В ту же минуту метрдотель быстро прошел через отделанную хрусталем дверь в большой обеденный зал. Там, за обедом сидело не менее сотни нарядно одетых людей, многие из которых были в летах. Их обслуживали официанты в тюрбанах, из-за чего казалось, что в этом мраморном зале, с его хрустальными люстрами напоминавшем венецианский дворец, проходит бал-маскарад.
Стоя у двери, я ожидал, что метрдотель вернется вместе с Борисом. Но, к моему удивлению, он поспешно вернулся с управляющим и целой группой людей, и не успел я узнать, в чем дело, как мне пришлось пожимать десятки рук и провести небольшую пресс-конференцию.
Все в один голос спрашивали меня, когда приезжает Борис и где он остановится. Словом, поднялась целая буча, что свидетельствовало о невероятной его популярности, которую нисколько не притупило уединение Бориса в Катманду.
А минут десять спустя я был спасен от дальнейших объяснений самим Борисом, появившимся, когда я вел оживленную беседу с его друзьями в баре. Все мы были приличествующим образом одеты в темные костюмы с галстуками и маленькими глотками попивали бренди, когда с триумфом появился он в пестрой походной безрукавке, которая выглядела, по меньшей мере, странно, тысячекратно отражаясь в солидных зеркалах ресторана. Так прибыл Борис.
Я заметил в нем еще кое-что, резко контрастировавшее с поведением присутствовавших. Среди них были чайные плантаторы из Ассама, горько жаловавшиеся на нынешнее катастрофическое положение индийской экономики, менеджеры крупных фирм, отчаянно пытавшиеся вывезти свои капиталы из Индии, продать свои огромные виллы в Элипоре и вернуться «на родину» в Англию.
В разговоре с ними постоянно слышалось напоминание о «славных прежних днях», и меня удивило, что представители индийской элиты больше всех критиковали нынешнее правительство и жалели о прошлом Калькутты. Сначала я не мог понять причины этих жалоб, т. к. Калькутта казалась такой большой и современной по сравнению с Катманду, а жизнь в ней была гораздо роскошнее, чем в Европе, по крайней мере, для немногих избранных.

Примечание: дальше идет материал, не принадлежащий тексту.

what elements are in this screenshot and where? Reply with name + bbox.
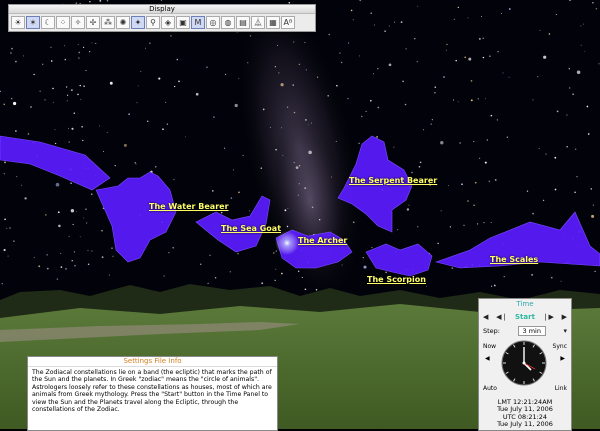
boundary-icon[interactable]: ◈	[161, 16, 175, 29]
link-button[interactable]: Link	[555, 385, 567, 392]
step-back-fast-button[interactable]: ◀	[483, 313, 488, 321]
moon-icon[interactable]: ☾	[41, 16, 55, 29]
forward-icon[interactable]: ▶	[560, 355, 565, 362]
step-dropdown-icon[interactable]: ▾	[563, 327, 567, 335]
stars-icon[interactable]: ✶	[26, 16, 40, 29]
step-forward-button[interactable]: ❘▶	[543, 313, 554, 321]
label-scorpion[interactable]: The Scorpion	[367, 275, 426, 284]
grid-icon[interactable]: ▦	[266, 16, 280, 29]
planet-icon[interactable]: ◍	[221, 16, 235, 29]
start-button[interactable]: Start	[515, 313, 535, 321]
step-back-button[interactable]: ◀❘	[496, 313, 507, 321]
time-panel-title[interactable]: Time	[479, 299, 571, 309]
horizon-icon[interactable]: ⏅	[251, 16, 265, 29]
constellation-figure-icon[interactable]: ✦	[131, 16, 145, 29]
label-scales[interactable]: The Scales	[490, 255, 538, 264]
messier-icon[interactable]: M	[191, 16, 205, 29]
label-water-bearer[interactable]: The Water Bearer	[149, 202, 229, 211]
time-panel: Time ◀ ◀❘ Start ❘▶ ▶ Step: 3 min ▾ Now S…	[478, 298, 572, 431]
step-label: Step:	[483, 327, 500, 335]
landscape-icon[interactable]: ▤	[236, 16, 250, 29]
magnify-icon[interactable]: ⚲	[146, 16, 160, 29]
rewind-icon[interactable]: ◀	[485, 355, 490, 362]
now-button[interactable]: Now	[483, 343, 496, 350]
display-palette-title[interactable]: Display	[9, 5, 315, 14]
label-archer[interactable]: The Archer	[298, 236, 347, 245]
display-palette: Display ☀ ✶ ☾ ⁘ ✧ ✢ ⁂ ✺ ✦ ⚲ ◈ ▣ M ◎ ◍ ▤ ⏅ ▦ Aᴮ	[8, 4, 316, 32]
settings-file-info-panel: Settings File Info The Zodiacal constell…	[27, 356, 278, 431]
labels-icon[interactable]: Aᴮ	[281, 16, 295, 29]
auto-button[interactable]: Auto	[483, 385, 497, 392]
clock-dial[interactable]	[501, 340, 547, 386]
nebula-icon[interactable]: ✺	[116, 16, 130, 29]
label-serpent-bearer[interactable]: The Serpent Bearer	[349, 176, 437, 185]
display-toolbar: ☀ ✶ ☾ ⁘ ✧ ✢ ⁂ ✺ ✦ ⚲ ◈ ▣ M ◎ ◍ ▤ ⏅ ▦ Aᴮ	[9, 14, 315, 31]
utc-date: Tue July 11, 2006	[497, 420, 553, 428]
cluster-icon[interactable]: ⁂	[101, 16, 115, 29]
sync-button[interactable]: Sync	[553, 343, 567, 350]
constellation-lines-icon[interactable]: ⁘	[56, 16, 70, 29]
sun-icon[interactable]: ☀	[11, 16, 25, 29]
galaxy-icon[interactable]: ◎	[206, 16, 220, 29]
step-forward-fast-button[interactable]: ▶	[562, 313, 567, 321]
star-chart-icon[interactable]: ✢	[86, 16, 100, 29]
settings-info-text: The Zodiacal constellations lie on a ban…	[32, 369, 272, 414]
bright-star-icon[interactable]	[275, 231, 299, 255]
label-sea-goat[interactable]: The Sea Goat	[221, 224, 281, 233]
step-select[interactable]: 3 min	[517, 326, 546, 336]
comet-icon[interactable]: ✧	[71, 16, 85, 29]
image-frame-icon[interactable]: ▣	[176, 16, 190, 29]
settings-panel-title[interactable]: Settings File Info	[28, 357, 277, 367]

Но, приглядевшись к городу поближе, я заметил, что все его учреждения понемногу приходят в упадок. Город дворцов превращается в город призраков. Те, кто здесь остался, казались удрученными. И среди этих людей лишь Борис выделялся динамичностью и энтузиазмом. Он выглядел лет на десять моложе всех окружающих лиц его возраста и никогда не ныл о прошлых днях.
Тут же в ресторане Борис договорился о том, чтобы нам выдали билеты на послеполуденные скачки. Таким образом, мы получили возможность посетить аристократический королевский конноспортивный клуб. Все это было сделано без затруднений, т. к. и секретарь и президент клуба были близкими друзьями Бориса.

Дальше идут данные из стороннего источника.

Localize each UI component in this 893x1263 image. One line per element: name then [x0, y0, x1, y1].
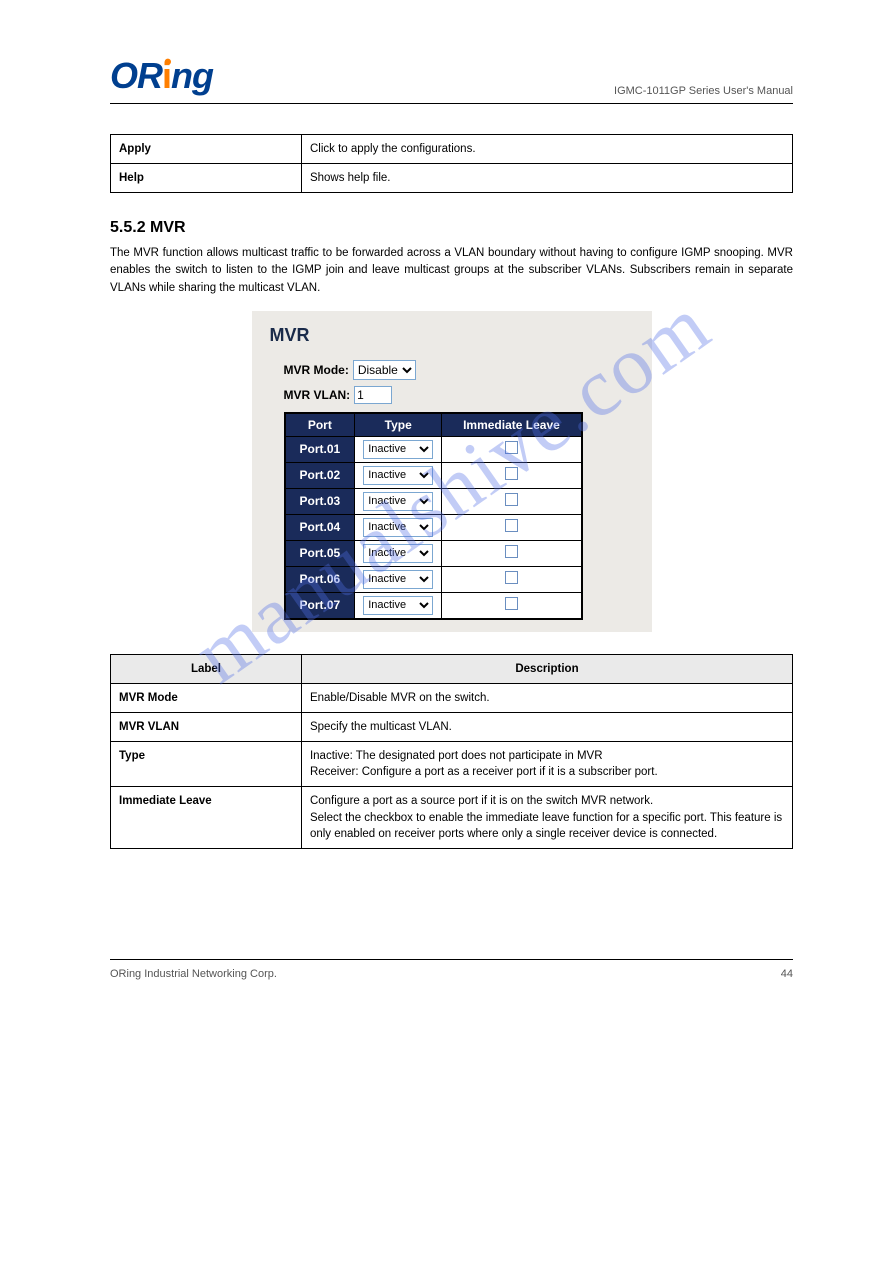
port-type-select[interactable]: Inactive [363, 440, 433, 459]
footer-left: ORing Industrial Networking Corp. [110, 968, 277, 980]
desc-cell: Configure a port as a source port if it … [301, 787, 792, 848]
port-name-cell: Port.02 [285, 462, 355, 488]
desc-cell: Inactive: The designated port does not p… [301, 742, 792, 787]
brand-logo: ORi•ng [110, 55, 213, 97]
immediate-leave-cell [442, 436, 582, 462]
mvr-mode-row: MVR Mode: Disable [284, 360, 634, 380]
immediate-leave-cell [442, 592, 582, 619]
immediate-leave-cell [442, 540, 582, 566]
type-cell: Inactive [355, 592, 442, 619]
label-cell: MVR Mode [111, 684, 302, 713]
logo-part: R [137, 55, 162, 96]
port-name-cell: Port.05 [285, 540, 355, 566]
mvr-description-table: Label Description MVR Mode Enable/Disabl… [110, 654, 793, 849]
label-cell: Help [111, 164, 302, 193]
type-cell: Inactive [355, 514, 442, 540]
port-name-cell: Port.06 [285, 566, 355, 592]
type-cell: Inactive [355, 540, 442, 566]
immediate-leave-checkbox[interactable] [505, 441, 518, 454]
doc-title: IGMC-1011GP Series User's Manual [614, 85, 793, 97]
table-row: MVR VLAN Specify the multicast VLAN. [111, 713, 793, 742]
immediate-leave-checkbox[interactable] [505, 519, 518, 532]
mvr-mode-label: MVR Mode: [284, 363, 349, 377]
immediate-leave-checkbox[interactable] [505, 571, 518, 584]
table-row: Apply Click to apply the configurations. [111, 135, 793, 164]
label-header: Label [111, 654, 302, 683]
mvr-port-row: Port.03 Inactive [285, 488, 582, 514]
label-cell: MVR VLAN [111, 713, 302, 742]
mvr-table-header-row: Port Type Immediate Leave [285, 413, 582, 437]
mvr-panel: MVR MVR Mode: Disable MVR VLAN: Port Typ… [252, 311, 652, 632]
desc-cell: Enable/Disable MVR on the switch. [301, 684, 792, 713]
table-row: MVR Mode Enable/Disable MVR on the switc… [111, 684, 793, 713]
table-header-row: Label Description [111, 654, 793, 683]
label-cell: Immediate Leave [111, 787, 302, 848]
mvr-vlan-label: MVR VLAN: [284, 388, 351, 402]
port-type-select[interactable]: Inactive [363, 596, 433, 615]
mvr-vlan-input[interactable] [354, 386, 392, 404]
label-cell: Type [111, 742, 302, 787]
logo-part: ng [171, 55, 213, 96]
mvr-port-table: Port Type Immediate Leave Port.01 Inactiv… [284, 412, 583, 620]
port-type-select[interactable]: Inactive [363, 492, 433, 511]
mvr-port-row: Port.02 Inactive [285, 462, 582, 488]
footer-page-number: 44 [781, 968, 793, 980]
immediate-leave-cell [442, 566, 582, 592]
apply-help-table: Apply Click to apply the configurations.… [110, 134, 793, 193]
port-name-cell: Port.03 [285, 488, 355, 514]
mvr-port-row: Port.01 Inactive [285, 436, 582, 462]
type-cell: Inactive [355, 488, 442, 514]
immediate-header: Immediate Leave [442, 413, 582, 437]
immediate-leave-cell [442, 462, 582, 488]
section-paragraph: The MVR function allows multicast traffi… [110, 245, 793, 297]
mvr-vlan-row: MVR VLAN: [284, 386, 634, 404]
immediate-leave-checkbox[interactable] [505, 467, 518, 480]
mvr-port-row: Port.05 Inactive [285, 540, 582, 566]
port-type-select[interactable]: Inactive [363, 570, 433, 589]
immediate-leave-cell [442, 488, 582, 514]
port-name-cell: Port.01 [285, 436, 355, 462]
port-type-select[interactable]: Inactive [363, 544, 433, 563]
desc-header: Description [301, 654, 792, 683]
port-name-cell: Port.04 [285, 514, 355, 540]
table-row: Type Inactive: The designated port does … [111, 742, 793, 787]
mvr-panel-title: MVR [270, 325, 634, 346]
desc-cell: Shows help file. [301, 164, 792, 193]
port-name-cell: Port.07 [285, 592, 355, 619]
port-type-select[interactable]: Inactive [363, 466, 433, 485]
mvr-port-row: Port.04 Inactive [285, 514, 582, 540]
section-heading: 5.5.2 MVR [110, 219, 793, 237]
table-row: Immediate Leave Configure a port as a so… [111, 787, 793, 848]
page-footer: ORing Industrial Networking Corp. 44 [110, 959, 793, 980]
label-cell: Apply [111, 135, 302, 164]
mvr-mode-select[interactable]: Disable [353, 360, 416, 380]
page-header: ORi•ng IGMC-1011GP Series User's Manual [110, 55, 793, 104]
immediate-leave-checkbox[interactable] [505, 597, 518, 610]
type-cell: Inactive [355, 566, 442, 592]
screenshot-container: manualshive.com MVR MVR Mode: Disable MV… [110, 311, 793, 632]
immediate-leave-checkbox[interactable] [505, 545, 518, 558]
table-row: Help Shows help file. [111, 164, 793, 193]
desc-cell: Specify the multicast VLAN. [301, 713, 792, 742]
mvr-port-row: Port.07 Inactive [285, 592, 582, 619]
immediate-leave-cell [442, 514, 582, 540]
type-header: Type [355, 413, 442, 437]
logo-accent: i• [162, 55, 171, 96]
type-cell: Inactive [355, 462, 442, 488]
logo-part: O [110, 55, 137, 96]
port-header: Port [285, 413, 355, 437]
type-cell: Inactive [355, 436, 442, 462]
immediate-leave-checkbox[interactable] [505, 493, 518, 506]
port-type-select[interactable]: Inactive [363, 518, 433, 537]
desc-cell: Click to apply the configurations. [301, 135, 792, 164]
mvr-port-row: Port.06 Inactive [285, 566, 582, 592]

В черном лимузине секретаря клуба мы проехали через майдан к большим кованым чугунным воротам клуба. В нем сохранялся дух величия Калькутты периода ее расцвета. В судейской ложе ипподрома все приветствовали Бориса как старинного друга, которого им крайне недоставало. Нам разъяснили программу скачек и, просматривая список владельцев рысаков, я с удивлением обнаружил, что среди них часто встречались фамилия премьер-министра Бутана Джигме Дорджи и фамилии многочисленных магараджей.
На трибунах пестрели нарядные сари и элегантные платья от ведущих парижских кутюрье. Я с удовольствием отметил, что моя приятельница Тесла Дорджи, супруга бутанского премьер-министра, превосходила всех прочих дам своим длинным, весьма современным и элегантным платьем из тибетского шелка.
И все же в атмосфере, царившей на ипподроме, было ощущение какой-то ностальгии, и я легко мог представить себе еще более поразительное значение, которое имели такие ассамблеи в те дни, когда магараджи еще были во главе штатов размером в небольшие европейские государства. Как кто-то довольно вульгарно заметил: «Теперь мы даже не можем ввозить лошадей из Англии! Это же, как вы понимаете, связано с иностранной валютой!».
Конечно, это было не единственной и не самой обоснованной жалобой из тех, что я слышал, но в ней ясно прослеживалась тоска о том пике роскоши, который верхние слои калькуттского общества знавали в те дни, когда эти же самые и многие другие люди с энтузиазмом корпели в Клубе-300 над каталогами породистых рысаков, лучших из которых они приобретали в Ирландии и Англии, откуда их везли за тридевять земель по морю ради развлечения новых владельцев на скачках по выходным дням.